The obsession with keeping politics out of schools is ironic considering that public schools are inherently political places. They are funded by government money and subject to government policies. Politics play a role in the curriculum students learn everyday. It plays a role in the stories that are told in textbooks and the stories that are left out. It plays a role in the access students have to resources in the classroom. Prohibiting students and faculty from discussing politics in schools doesn’t keep politics out of education; it ignores the fact that education is political. 

Politics impact not only the schools, but also the people that attend them.  As a teenager, I’ve been told countless times that things are different in “the real world” than they are in high school. Like every other student, I’ve been living in the real world my whole life, and I’m impacted by the problems of the real world. Students are not only aware of but also invested in all the hot-button issues of the political sphere: gun violence, healthcare, gender inequality, freedom of speech, student loans, climate change, inequality in the criminal justice system and more. To ignore politics in education is to pretend schools exist in a bubble unaffected by real-world problems. 
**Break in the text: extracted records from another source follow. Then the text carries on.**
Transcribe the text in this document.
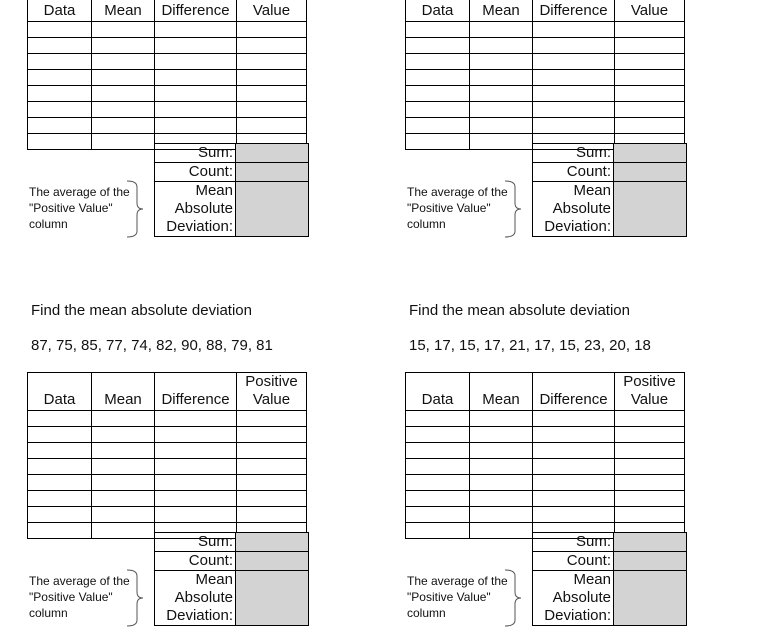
Data	Mean	Difference	Value

Sum:	
Count:	
Mean
Absolute
Deviation:	
The average of the
"Positive Value"
column
Data	Mean	Difference	Value

Sum:	
Count:	
Mean
Absolute
Deviation:	
The average of the
"Positive Value"
column
Find the mean absolute deviation
87, 75, 85, 77, 74, 82, 90, 88, 79, 81
Find the mean absolute deviation
15, 17, 15, 17, 21, 17, 15, 23, 20, 18
Data	Mean	Difference	Positive
Value

Sum:	
Count:	
Mean
Absolute
Deviation:	
The average of the
"Positive Value"
column
Data	Mean	Difference	Positive
Value

Sum:	
Count:	
Mean
Absolute
Deviation:	
The average of the
"Positive Value"
column
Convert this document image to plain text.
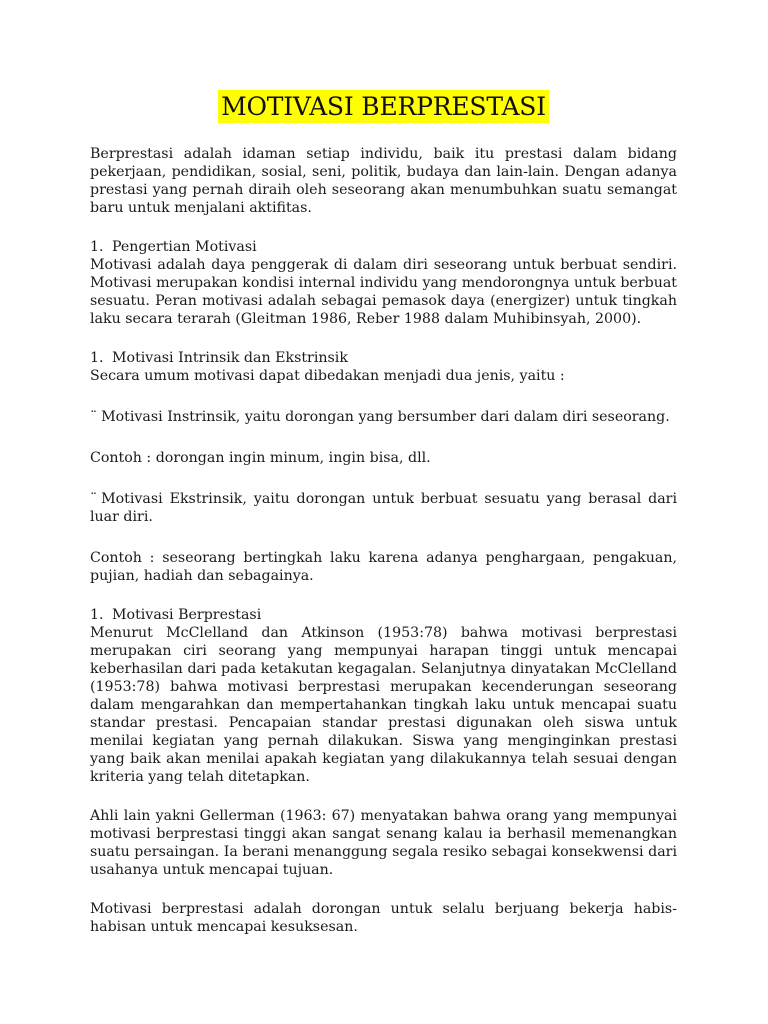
MOTIVASI BERPRESTASI

Berprestasi adalah idaman setiap individu, baik itu prestasi dalam bidang pekerjaan, pendidikan, sosial, seni, politik, budaya dan lain-lain. Dengan adanya prestasi yang pernah diraih oleh seseorang akan menumbuhkan suatu semangat baru untuk menjalani aktifitas.

1. Pengertian Motivasi

Motivasi adalah daya penggerak di dalam diri seseorang untuk berbuat sendiri. Motivasi merupakan kondisi internal individu yang mendorongnya untuk berbuat sesuatu. Peran motivasi adalah sebagai pemasok daya (energizer) untuk tingkah laku secara terarah (Gleitman 1986, Reber 1988 dalam Muhibinsyah, 2000).

1. Motivasi Intrinsik dan Ekstrinsik

Secara umum motivasi dapat dibedakan menjadi dua jenis, yaitu :

¨ Motivasi Instrinsik, yaitu dorongan yang bersumber dari dalam diri seseorang.

Contoh : dorongan ingin minum, ingin bisa, dll.

¨ Motivasi Ekstrinsik, yaitu dorongan untuk berbuat sesuatu yang berasal dari luar diri.

Contoh : seseorang bertingkah laku karena adanya penghargaan, pengakuan, pujian, hadiah dan sebagainya.

1. Motivasi Berprestasi

Menurut McClelland dan Atkinson (1953:78) bahwa motivasi berprestasi merupakan ciri seorang yang mempunyai harapan tinggi untuk mencapai keberhasilan dari pada ketakutan kegagalan. Selanjutnya dinyatakan McClelland (1953:78) bahwa motivasi berprestasi merupakan kecenderungan seseorang dalam mengarahkan dan mempertahankan tingkah laku untuk mencapai suatu standar prestasi. Pencapaian standar prestasi digunakan oleh siswa untuk menilai kegiatan yang pernah dilakukan. Siswa yang menginginkan prestasi yang baik akan menilai apakah kegiatan yang dilakukannya telah sesuai dengan kriteria yang telah ditetapkan.

Ahli lain yakni Gellerman (1963: 67) menyatakan bahwa orang yang mempunyai motivasi berprestasi tinggi akan sangat senang kalau ia berhasil memenangkan suatu persaingan. Ia berani menanggung segala resiko sebagai konsekwensi dari usahanya untuk mencapai tujuan.

Motivasi berprestasi adalah dorongan untuk selalu berjuang bekerja habis-habisan untuk mencapai kesuksesan.
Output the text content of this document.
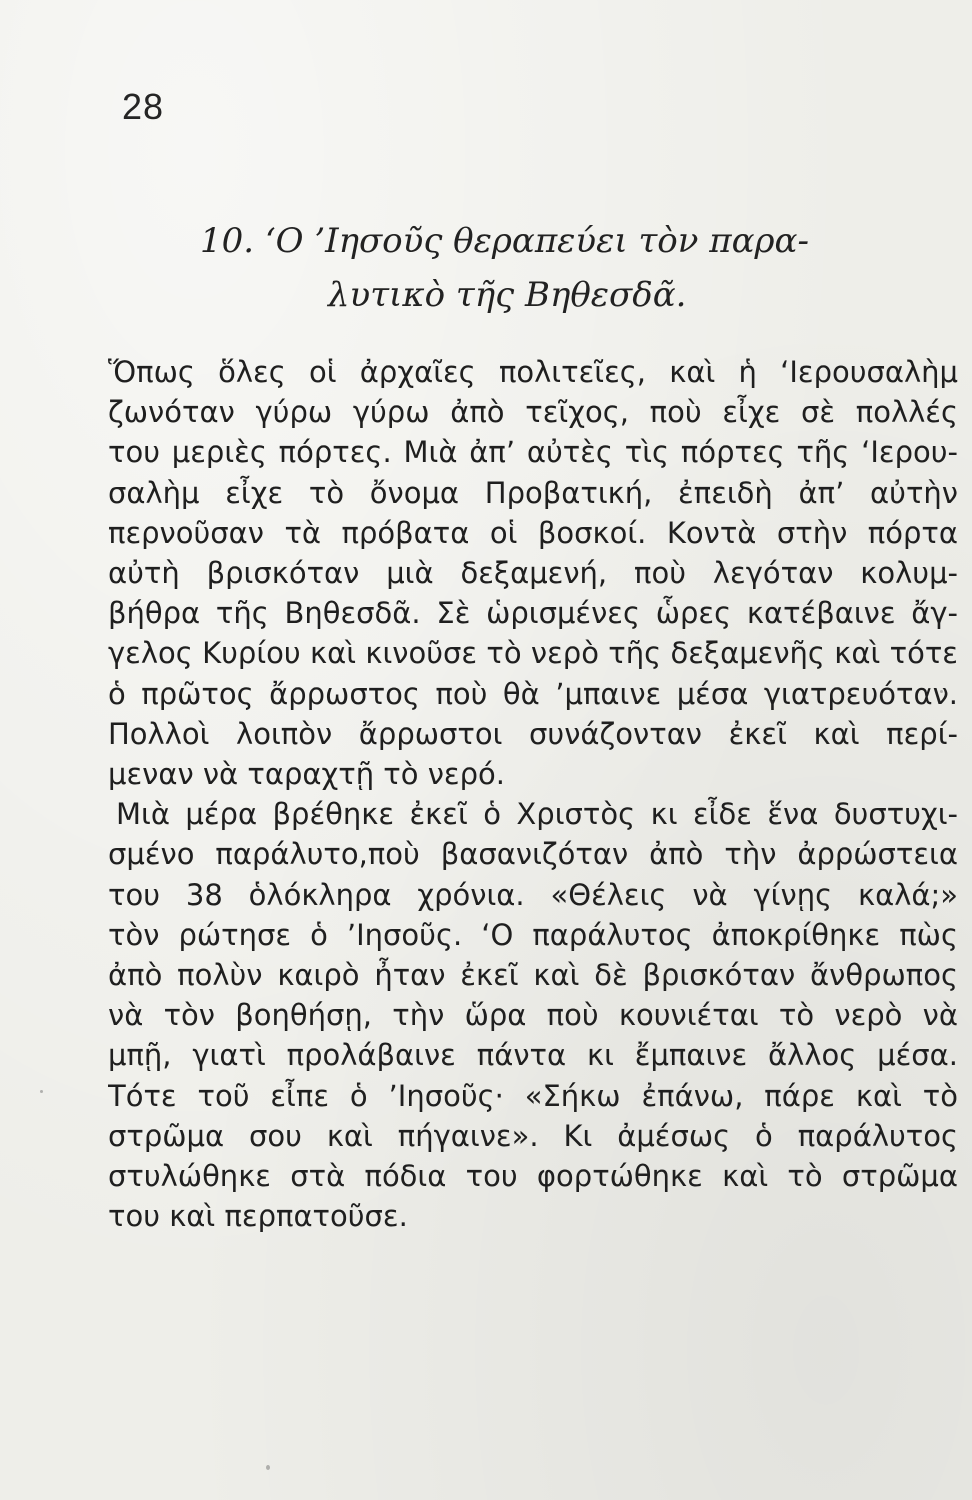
28
10. ‘Ο ’Ιησοῦς θεραπεύει τὸν παρα-
λυτικὸ τῆς Βηθεσδᾶ.
Ὅπως ὅλες οἱ ἀρχαῖες πολιτεῖες, καὶ ἡ ‘Ιερουσαλὴμ
ζωνόταν γύρω γύρω ἀπὸ τεῖχος, ποὺ εἶχε σὲ πολλές
του μεριὲς πόρτες. Μιὰ ἀπ’ αὐτὲς τὶς πόρτες τῆς ‘Ιερου-
σαλὴμ εἶχε τὸ ὄνομα Προβατική, ἐπειδὴ ἀπ’ αὐτὴν
περνοῦσαν τὰ πρόβατα οἱ βοσκοί. Κοντὰ στὴν πόρτα
αὐτὴ βρισκόταν μιὰ δεξαμενή, ποὺ λεγόταν κολυμ-
βήθρα τῆς Βηθεσδᾶ. Σὲ ὡρισμένες ὧρες κατέβαινε ἄγ-
γελος Κυρίου καὶ κινοῦσε τὸ νερὸ τῆς δεξαμενῆς καὶ τότε
ὁ πρῶτος ἄρρωστος ποὺ θὰ ’μπαινε μέσα γιατρευόταν.
Πολλοὶ λοιπὸν ἄρρωστοι συνάζονταν ἐκεῖ καὶ περί-
μεναν νὰ ταραχτῇ τὸ νερό.
Μιὰ μέρα βρέθηκε ἐκεῖ ὁ Χριστὸς κι εἶδε ἕνα δυστυχι-
σμένο παράλυτο,ποὺ βασανιζόταν ἀπὸ τὴν ἀρρώστεια
του 38 ὁλόκληρα χρόνια. «Θέλεις νὰ γίνῃς καλά;»
τὸν ρώτησε ὁ ’Ιησοῦς. ‘Ο παράλυτος ἀποκρίθηκε πὼς
ἀπὸ πολὺν καιρὸ ἦταν ἐκεῖ καὶ δὲ βρισκόταν ἄνθρωπος
νὰ τὸν βοηθήσῃ, τὴν ὥρα ποὺ κουνιέται τὸ νερὸ νὰ
μπῇ, γιατὶ προλάβαινε πάντα κι ἔμπαινε ἄλλος μέσα.
Τότε τοῦ εἶπε ὁ ’Ιησοῦς· «Σήκω ἐπάνω, πάρε καὶ τὸ
στρῶμα σου καὶ πήγαινε». Κι ἀμέσως ὁ παράλυτος
στυλώθηκε στὰ πόδια του φορτώθηκε καὶ τὸ στρῶμα
του καὶ περπατοῦσε.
Furthermore, all students, when they walk into a classroom, are affected by what America dubs as “political.” Young girls face the double standards of misogyny and the harassment culture that exists in schools everywhere. Black students face constant educational racism and stereotyping about how they should act or how their intelligence is interpreted. Disabled and mentally ill students face a system that doesn’t leave room for them, that teaches them they need to change themselves to accommodate everyone else. 

All students, from elementary schoolers to high schoolers, need a space to process the issues they are affected by. School could become the safe environment for that to happen in. When classrooms are allowed to get “political,” students are given the space to listen to the lived experiences of other students, to share their ideas and to develop their own opinions. With teachers facilitating these discussions, students could form the confidence to express what they believe and why they believe it, but also to change their opinions or seek new perspectives on it. It can also help them form the language to articulate their concerns and question things that are happening in the government and society. School is the perfect place to have these conversations because students escape the echo chamber of their family and friends who likely think like them and have experiences that mirror theirs. They’re surrounded by people with different opinions who can challenge their view of the world. 

While it is critical to expand the discussions allowed in the classroom, there also must be a line drawn in these conversations. Not all political issues are appropriate to talk about in schools, so there must be boundaries. Rules need to be set in place, especially when it comes to teachers sharing their own ideology with students. Teachers would benefit from training to establish these boundaries and learn how to effectively implement current events into their curriculums. Having political conversations doesn’t mean pushing students one way or the other but giving them the tools to process and unpack real-world issues. 

Teachers shouldn’t be telling students which party to align with or walking into schools wearing shirts that advocate for their favorite political candidates. However, it’s time to acknowledge that everyone in a school building is impacted by things the school and society deem “political.” At a certain point, ignoring that does more harm than good.